Helm is aware of the rumors.
"We only got half that story out and, boy, big battle," he says with a chuckle. "You can't even bring up a suggestion without somebody going wacko on you out there."
Helm, who is trying to get the votes to become board president, says he only wants to see Pioneer survive, not seize it for his own personal use or gain. He will stay on, he says, only if he can make the board see things his way, adding that he will make his decision about leaving within the next month.
"I'm not a control freak, but they need to run it more like what I would call a business," he says. "I don't think a lot of these people really understand the logistics. They think it's like a city park, and it's gonna be there forever. Well, it's not."
Helm has said he would only be willing to invest in Pioneer if he could guarantee his money wouldn't be doled out piecemeal, with little to show in the end, as he believes happened with the $120,000 donation the museum just finished spending.
Both Helm and Loveless have also discussed trimming the board from its current 15 seats to a more manageable five or seven. As things stand now, Pioneer board meetings remind Helm of Japan's Diet, the legislative body where fistfights over bruised honor have been known to break out. That opinion is shared by board member--and occasional New Times contributor--Bob Boze Bell.
"It's like we're arguing about the arrangement of deck chairs on the Titanic," Bell says. "You go home thinking, 'What the hell did we just accomplish?'"
Preisler, the former board member, says any plans to pare down the board should be given careful thought.
"You need to have a board of that size, or else people just start getting overwhelmed," Preisler says, noting that when he first joined Pioneer, there were only seven seats which, he says, were not nearly enough. The bylaws for the Phoenix Museum of History make allowances for up to 20 board members, Preisler notes.
The Helms are drawing up a more detailed proposal, which they will present to the board at its December meeting. The proposal includes the offer that Diane Helm serve as director on a volunteer basis, saving the museum about $30,000 annually. Loveless, whose ouster is being called for by DeWald and Mildred May and Don Tolbert--two longtime board members--says he wouldn't mind stepping down if it meant saving Pioneer.

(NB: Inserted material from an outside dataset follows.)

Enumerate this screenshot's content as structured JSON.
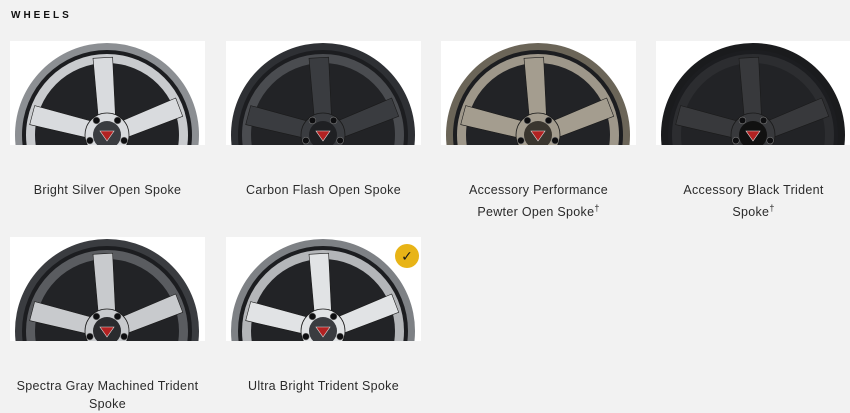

Even without Loveless, though, the Helms may have a tough sell. After word of the bailout offer had spread, Lee Helm went out to lunch with May, one of the original civic leaders who helped create the nonprofit Pioneer Foundation back in 1956, when she was vice president of Valley National Bank. Now well into her 80s, May is the only original member left on the board, and still exerts tremendous influence over the museum. Just about everyone associated with the Pioneer, past and present, speaks of her with reverence.

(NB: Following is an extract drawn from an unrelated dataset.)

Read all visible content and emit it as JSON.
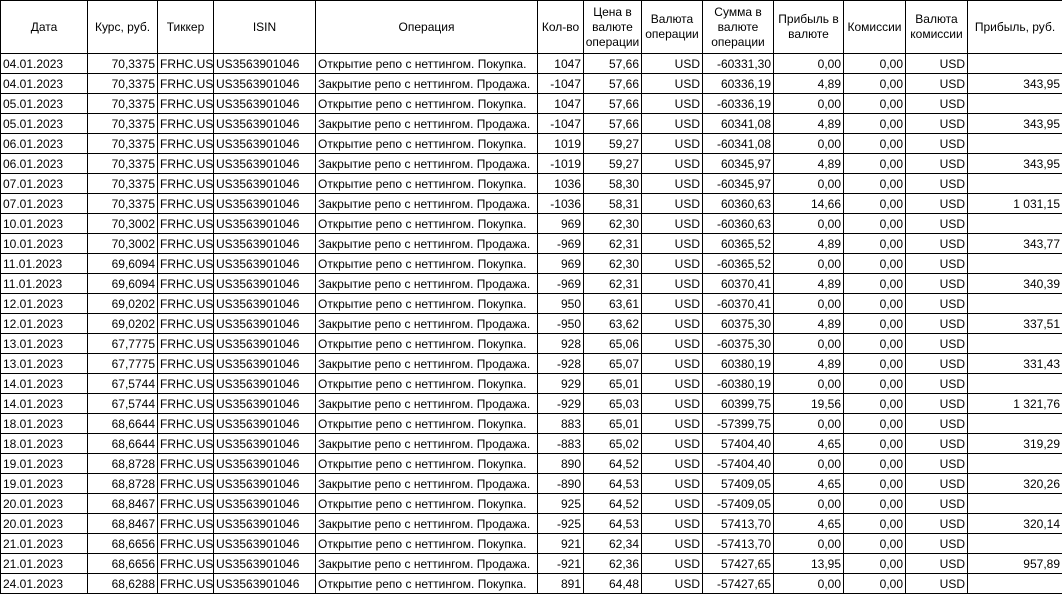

"She's an extremely powerful woman, and an extremely shrewd woman," says Patti O'Toole, an executive with Valley advertising firm Cramer-Krasselt and the board's current president. "She knows just about everybody in this town, and I think just about everyone in this town owes her a favor, too."
May is the matriarch of Pioneer, where stories of her generosity have become legendary. One story in particular, repeated by several people, shows just how far she will go to ensure the museum's survival.
Five years ago, two men were granted the concession to run the restaurant at Pioneer, but were kicked out by the board after just a few months. The men sued, alleging Pioneer failed to observe its contract with them. Pioneer countersued, claiming the men had failed to follow the letter of the lease.